Repin’s exclamation “Bravo, bravo Trubetskoy!” was quoted by the newspapers. The genius of Trubetskoy’s monument made a deep impression on VV Rozanov as well; this monument made him an “enthusiast of Trubetskoy”. S. P. Diaghilev in 1901 or 1902, in the editorial office of the journal Mir Iskusstva, showed Rozanov the design of the monument. Subsequently, Rozanov devoted an enthusiastic article to “Paolo Trubezkoi and his monument to Alexander III”: “here, in this monument, all of us, all of our Rus’ from 1881 to 1894.” This artist Rozanov found “a terribly talented person”, a genius, an original and an ignoramus. Of course, Rozanov’s article does not mention Trubetskoy’s love for nature and his vegetarian lifestyle.

The monument itself suffered a sad fate. Not only did the ruling circles from the entourage of Nicholas II dislike him, but the Soviet authorities also hid him in 1937, during Stalinism, in some kind of backyard. Trubetskoy, famous for his animal sculptures, denied that the work was intended as a political declaration: “I just wanted to depict one animal on another.”

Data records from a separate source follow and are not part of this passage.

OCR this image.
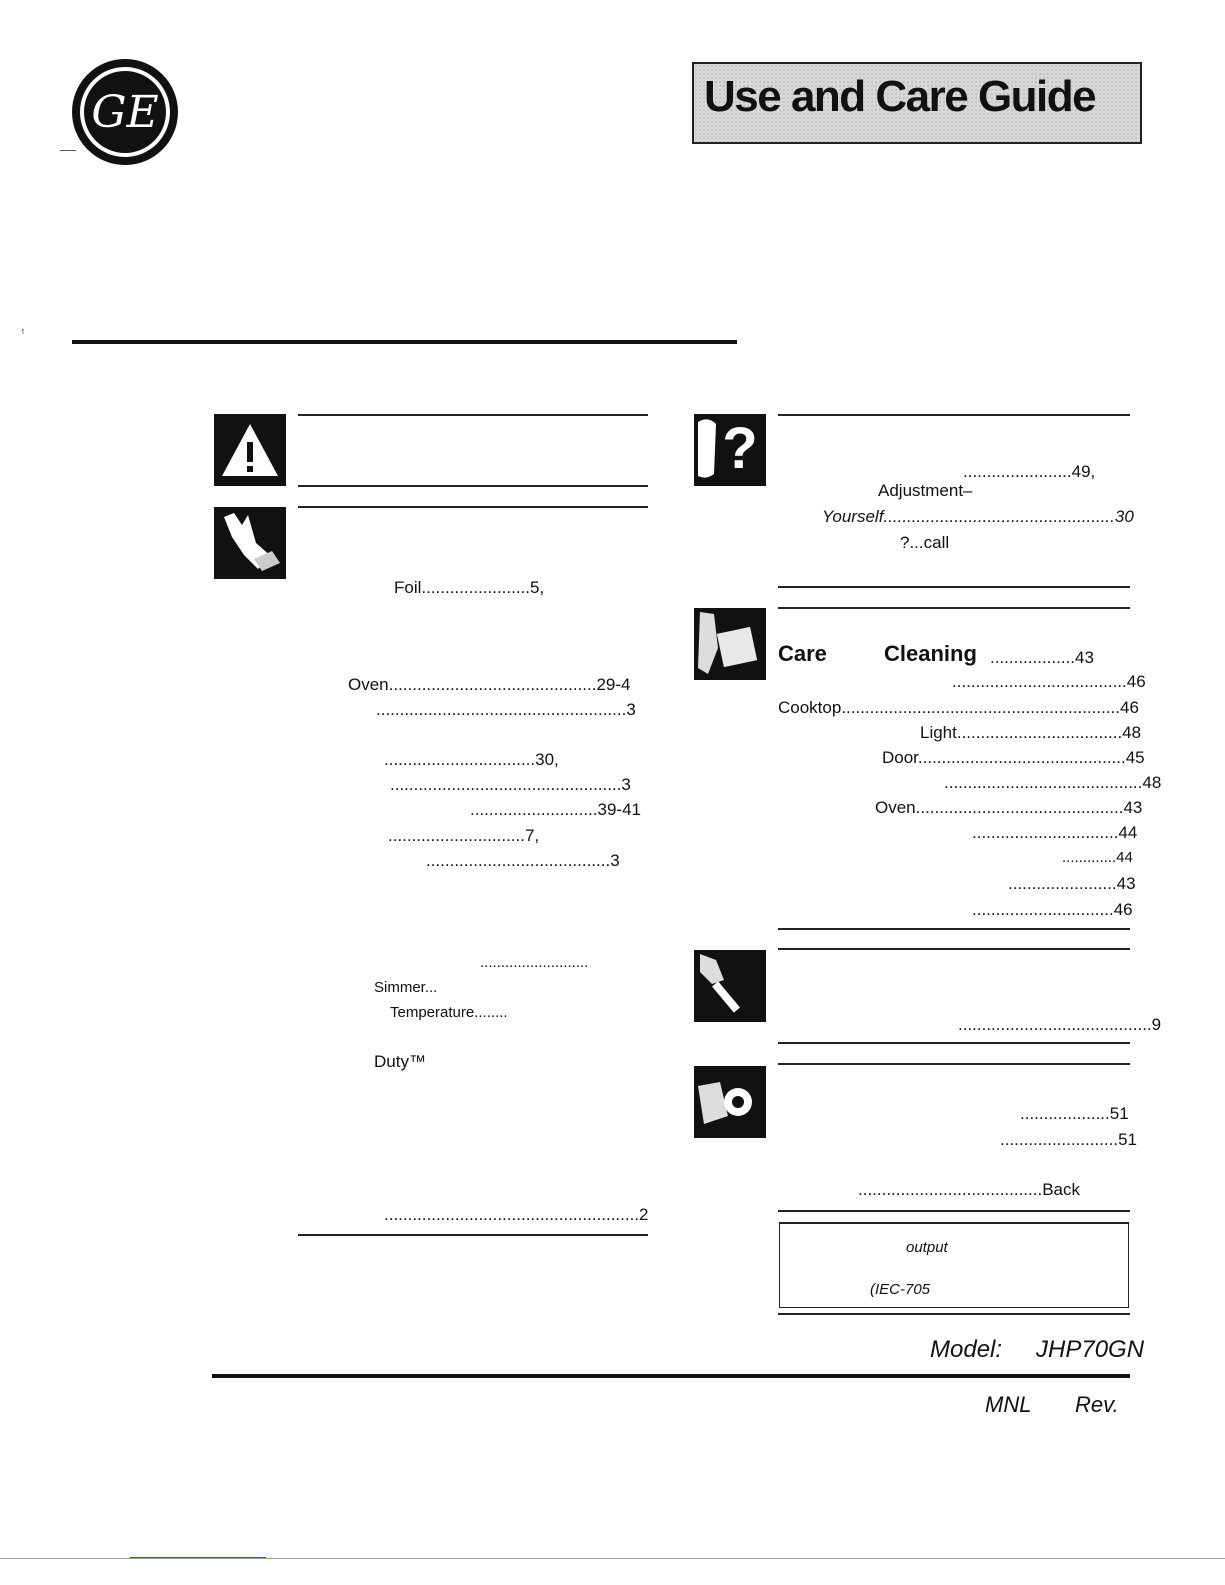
GE	Use and Care Guide
ᵗ
Foil.......................5,
Oven............................................29-4
.....................................................3
................................30,
.................................................3
...........................39-41
.............................7,
.......................................3
..........................
Simmer...
Temperature........
Duty™
......................................................2
?	.......................49,
Adjustment–
Yourself.................................................30
?...call
Care	Cleaning ..................43
.....................................46
Cooktop...........................................................46
Light...................................48
Door............................................45
..........................................48
Oven............................................43
...............................44
.............44
.......................43
..............................46
.........................................9
...................51
.........................51
.......................................Back
output
(IEC-705
Model: JHP70GN
MNL Rev.
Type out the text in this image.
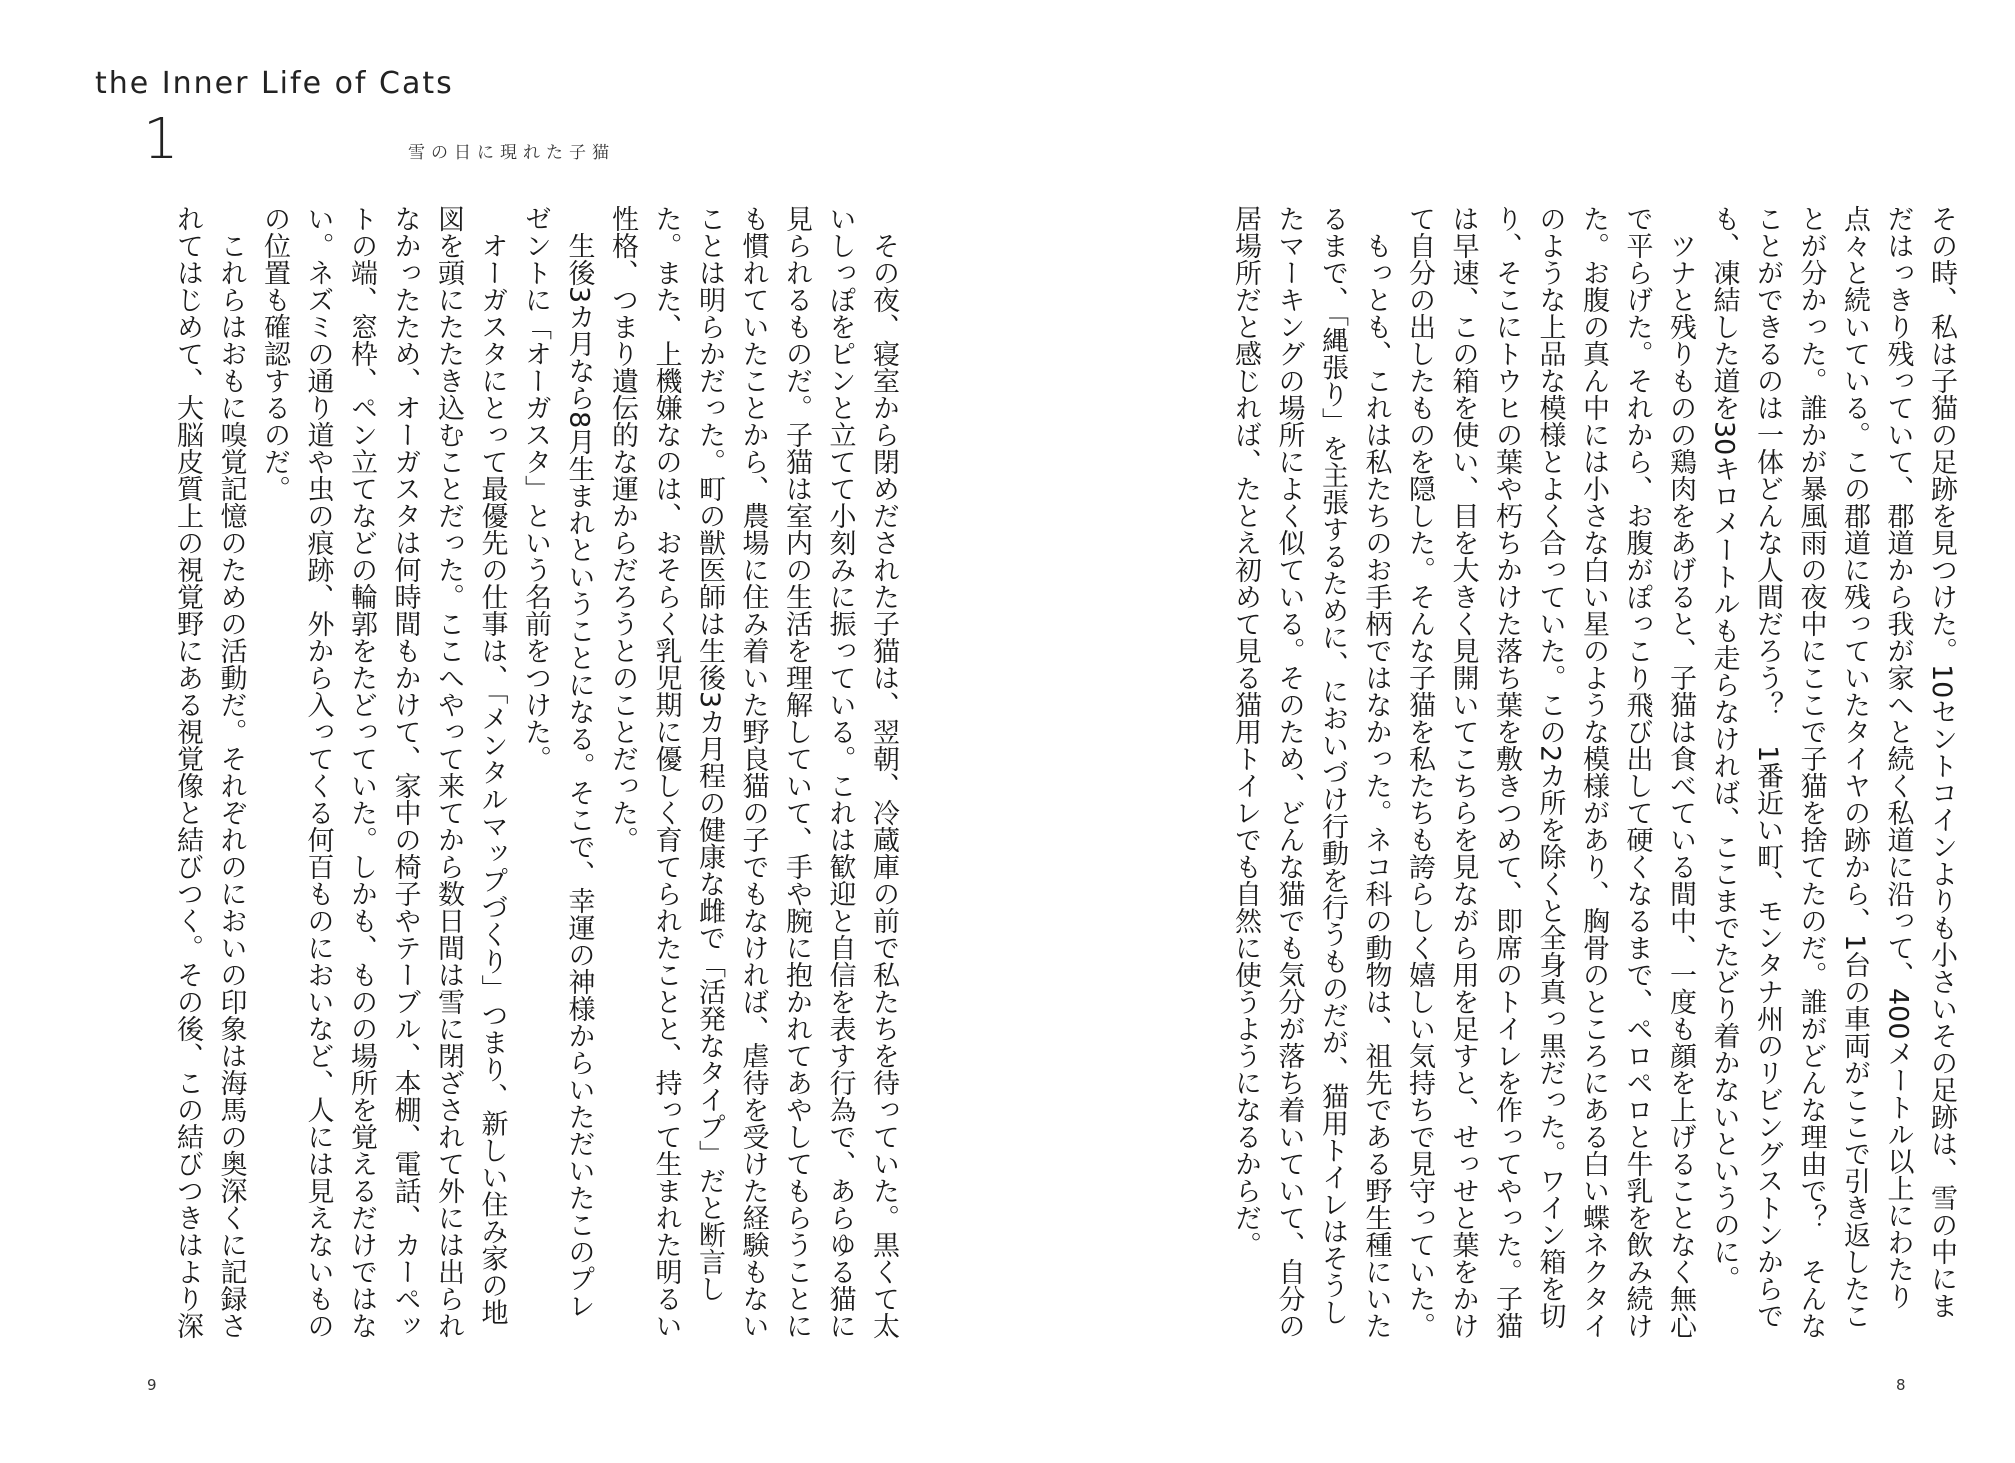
the Inner Life of Cats
1	雪の日に現れた子猫

その時、私は子猫の足跡を見つけた。10セントコインよりも小さいその足跡は、雪の中にまだはっきり残っていて、郡道から我が家へと続く私道に沿って、400メートル以上にわたり点々と続いている。この郡道に残っていたタイヤの跡から、1台の車両がここで引き返したことが分かった。誰かが暴風雨の夜中にここで子猫を捨てたのだ。誰がどんな理由で？　そんなことができるのは一体どんな人間だろう？　1番近い町、モンタナ州のリビングストンからでも、凍結した道を30キロメートルも走らなければ、ここまでたどり着かないというのに。

ツナと残りものの鶏肉をあげると、子猫は食べている間中、一度も顔を上げることなく無心で平らげた。それから、お腹がぽっこり飛び出して硬くなるまで、ペロペロと牛乳を飲み続けた。お腹の真ん中には小さな白い星のような模様があり、胸骨のところにある白い蝶ネクタイのような上品な模様とよく合っていた。この2カ所を除くと全身真っ黒だった。ワイン箱を切り、そこにトウヒの葉や朽ちかけた落ち葉を敷きつめて、即席のトイレを作ってやった。子猫は早速、この箱を使い、目を大きく見開いてこちらを見ながら用を足すと、せっせと葉をかけて自分の出したものを隠した。そんな子猫を私たちも誇らしく嬉しい気持ちで見守っていた。

もっとも、これは私たちのお手柄ではなかった。ネコ科の動物は、祖先である野生種にいたるまで、「縄張り」を主張するために、においづけ行動を行うものだが、猫用トイレはそうしたマーキングの場所によく似ている。そのため、どんな猫でも気分が落ち着いていて、自分の居場所だと感じれば、たとえ初めて見る猫用トイレでも自然に使うようになるからだ。

その夜、寝室から閉めだされた子猫は、翌朝、冷蔵庫の前で私たちを待っていた。黒くて太いしっぽをピンと立てて小刻みに振っている。これは歓迎と自信を表す行為で、あらゆる猫に見られるものだ。子猫は室内の生活を理解していて、手や腕に抱かれてあやしてもらうことにも慣れていたことから、農場に住み着いた野良猫の子でもなければ、虐待を受けた経験もないことは明らかだった。町の獣医師は生後3カ月程の健康な雌で「活発なタイプ」だと断言した。また、上機嫌なのは、おそらく乳児期に優しく育てられたことと、持って生まれた明るい性格、つまり遺伝的な運からだろうとのことだった。

生後3カ月なら8月生まれということになる。そこで、幸運の神様からいただいたこのプレゼントに「オーガスタ」という名前をつけた。

オーガスタにとって最優先の仕事は、「メンタルマップづくり」つまり、新しい住み家の地図を頭にたたき込むことだった。ここへやって来てから数日間は雪に閉ざされて外には出られなかったため、オーガスタは何時間もかけて、家中の椅子やテーブル、本棚、電話、カーペットの端、窓枠、ペン立てなどの輪郭をたどっていた。しかも、ものの場所を覚えるだけではない。ネズミの通り道や虫の痕跡、外から入ってくる何百ものにおいなど、人には見えないものの位置も確認するのだ。

これらはおもに嗅覚記憶のための活動だ。それぞれのにおいの印象は海馬の奥深くに記録されてはじめて、大脳皮質上の視覚野にある視覚像と結びつく。その後、この結びつきはより深

9	8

Tolstoy willingly allowed Trubetskoy to portray himself. He said about him: “What an eccentric, what a gift.” Trubetskoy not only admitted to him that he had not read War and Peace – he even forgot to take with him the editions of Tolstoy’s works, which he had been presented with at Yasnaya Polyana. His group “symbolic” plasticity was known to Tolstoy. On June 20, 1910, Makovitsky makes a note: “L. N. started talking about Trubetskoy: – This Trubetskoy, a sculptor, a terrible supporter of vegetarianism, made a figurine of a hyena and a man and signed: “The hyena eats corpses, and the man himself kills …”.

N.B. Nordman bequeathed to future generations Trubetskoy’s warning about the transfer of animal diseases to humans. The words: “vous etes punis par les maladies qui [sic!] vous donnent ces cadavres” is not the only warning from pre-war Russia supposedly foreshadowing mad cow disease.

p,s, In the photo Paolo Trubetskoy and L.N. Tolstoy on horseback.